Is it sad that I dont want to post my secrets on facebooks postsecret page because I know how many people will read it. Yet I feel that if I post my secrets here I am safer. I dont understand this, because everyone that I know may just read this blog, but I know of only one person who reads it regularly. So obviously I am not going to share ALL of my secrets but I will share some of them, things that at least someone already knows.
~ I have thought about who would visit me in the hospital if I was there for somereason and have even thought about being injured just to see who would show up, NOW my disclaimer is that I will never do anything stupid or purposeful just to end up in the hospital. I also think about who might show up at my funeral
~ My dad said that he wouldnt make it through the year. This terrifies me, more than anything I want my dad to walk me down the aisle and I want him to be a grandfather to my children, living at least 20 more years. I never had a grandfather and I desperately want him to be there for my kids like he is for my brothers.
~ I am jealous that my brothers are married and have kids. I may not necessarily want the lives that they live but I want someone to love me and I want kids.
~ I am tired of being "just a friend", I want to be loved. But yet somehow I wonder if I am ready for that.
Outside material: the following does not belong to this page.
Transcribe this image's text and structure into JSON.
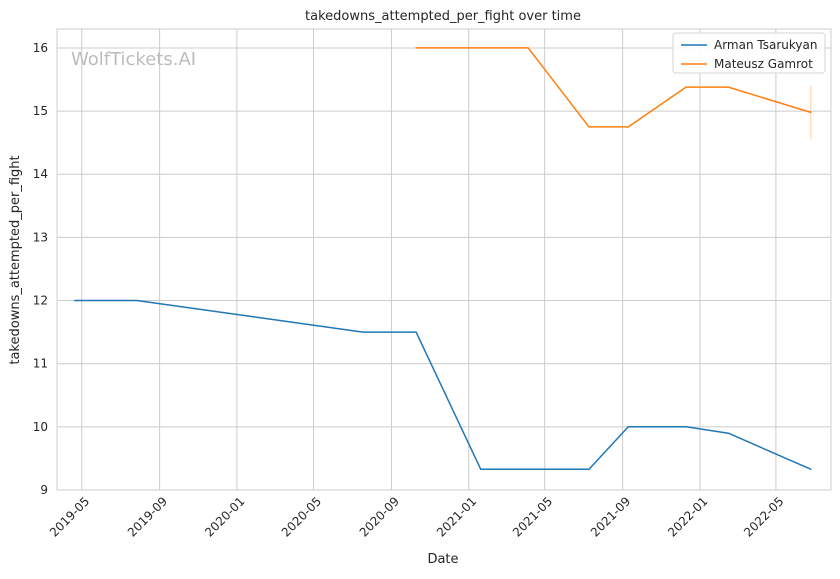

~ I have a timeline for how I want my life to play out, but I dont expect it to work out. I also have a list of qualities that I really want in a guy and the ONE person that I have met that has these qualities probably wont love me.
~ I have an insanely obsessive personality, but it doesnt mean that I am a stalker. I care deeply for the important people in my life, and sometimes I have a one track mind that gets stuck on one person. Usually this doesnt last very long but its there nonetheless.
~ I love traveling but and deathly afraid of traveling alone. I want to see the world but I want to see it with the people in my life.
~ I am very self-conscious of things that put me in front of people, things like dancing or exercising in a gym, yet I am totally fine with talking to a bunch of people.
~ I dont always stand up for myself or the things that I feel strongly about, but I am getting better.
~ My college friends are the closest friends that I have EVER had, yet there are things that I cant tell them.
~ After my grandma died this past year followed by 5 other people that I know I became numb and couldnt cry for the deaths. I only cried for my grandma.
~ I get very frustrated with people who are not observant, most frustrated with my mom. Its because of her that I am SO observant yet I cant teach her the same thing she taught me. And the thing that scares me the most is that when I was talking to the creepy guy she just didnt notice. And I cant help but think that if my dad was there I wouldnt have talked to that creepy guy very long.